I hate English ivy. I know, I know — it looks beautiful when draped majestically over an old English manor house, but really, it just doesn’t belong here. Like so many other plants that are considered invasive in this country, English ivy was imported as a landscape plant, and of course is still used in many backyards.

Can you spot the ivy?

But maybe we should take a step back and define “invasive” in this context. Many people equate invasive with non-native species. While it’s true that invasive species are generally not native, not all non-native species are invasive. When a plant (or animal) is let loose onto a “naive” ecosystem (one which hasn’t yet been exposed to that particular organism), the plants and animals that make up that system might not have defense capabilities against the new species, as they didn’t evolve together. On the other hand, a non-native species might be benign and not out-compete or over-eat the native species (a good example of this would be our feral pigeons).

So back to ivy. The stuff grows like crazy around DC, and is really hard to get rid of once it’s established. It crawls up flowers, bushes, and trees, and if left unchecked can basically strangle what it’s growing on (granted, it’s nothing like kudzu, but then again we don’t have kudzu in our backyard!). Can you tell how much I dislike the stuff?

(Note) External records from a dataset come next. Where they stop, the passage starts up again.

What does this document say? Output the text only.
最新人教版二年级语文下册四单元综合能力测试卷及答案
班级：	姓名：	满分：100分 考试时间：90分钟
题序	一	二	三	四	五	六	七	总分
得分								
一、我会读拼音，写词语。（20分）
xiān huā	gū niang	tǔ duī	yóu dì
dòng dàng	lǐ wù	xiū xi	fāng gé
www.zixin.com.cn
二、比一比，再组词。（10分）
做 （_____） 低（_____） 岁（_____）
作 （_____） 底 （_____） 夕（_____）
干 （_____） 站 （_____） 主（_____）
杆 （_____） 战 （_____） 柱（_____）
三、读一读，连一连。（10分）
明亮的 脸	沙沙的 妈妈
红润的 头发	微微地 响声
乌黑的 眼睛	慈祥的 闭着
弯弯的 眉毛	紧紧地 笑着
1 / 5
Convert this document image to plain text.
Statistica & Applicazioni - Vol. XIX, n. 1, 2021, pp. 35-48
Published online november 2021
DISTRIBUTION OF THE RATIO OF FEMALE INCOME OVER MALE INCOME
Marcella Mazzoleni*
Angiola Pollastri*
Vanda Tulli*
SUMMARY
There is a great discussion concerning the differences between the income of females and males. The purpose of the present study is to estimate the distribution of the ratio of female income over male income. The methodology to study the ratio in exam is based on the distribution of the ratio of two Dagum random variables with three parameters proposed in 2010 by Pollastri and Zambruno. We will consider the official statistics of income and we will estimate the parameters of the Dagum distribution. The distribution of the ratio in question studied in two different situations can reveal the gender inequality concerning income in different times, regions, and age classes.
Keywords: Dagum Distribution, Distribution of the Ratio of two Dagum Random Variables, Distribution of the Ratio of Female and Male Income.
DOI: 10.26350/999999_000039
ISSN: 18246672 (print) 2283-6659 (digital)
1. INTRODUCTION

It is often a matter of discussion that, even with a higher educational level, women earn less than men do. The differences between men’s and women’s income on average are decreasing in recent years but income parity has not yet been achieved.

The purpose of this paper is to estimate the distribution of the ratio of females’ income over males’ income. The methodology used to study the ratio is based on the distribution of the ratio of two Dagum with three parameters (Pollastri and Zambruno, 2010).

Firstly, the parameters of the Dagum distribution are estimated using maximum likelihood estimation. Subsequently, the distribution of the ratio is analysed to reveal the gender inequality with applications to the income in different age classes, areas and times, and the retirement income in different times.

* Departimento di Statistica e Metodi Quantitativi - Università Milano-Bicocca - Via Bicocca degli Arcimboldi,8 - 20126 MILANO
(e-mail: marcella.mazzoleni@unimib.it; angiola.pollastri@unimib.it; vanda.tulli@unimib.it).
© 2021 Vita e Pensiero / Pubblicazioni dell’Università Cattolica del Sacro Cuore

Here’s the rub: It turns out that the increasing amount of carbon dioxide in our atmosphere is also causing vines (such as English ivy) to increase their growth rate. One study showed that when they artificially increased carbon dioxide levels from 365ppm to 660ppm, ivy biomass doubled and stem length increased by a whooping 137% (Moore 2004)! Granted, we’re (hopefully) not going to be anywhere near 660ppm anytime soon, but we’re already over 365ppm. So it’s not just me — the stuff is growing faster than it used to!

What about now?

Here’s a nice recent Post article describing what to do with invasive vines, and here’s the United States National Arboretum’s (located right here in DC) invasive plant page.

 

 

Moore, P.D. 2004. Plant ecology: Favored aliens for the future. Nature 427: 594.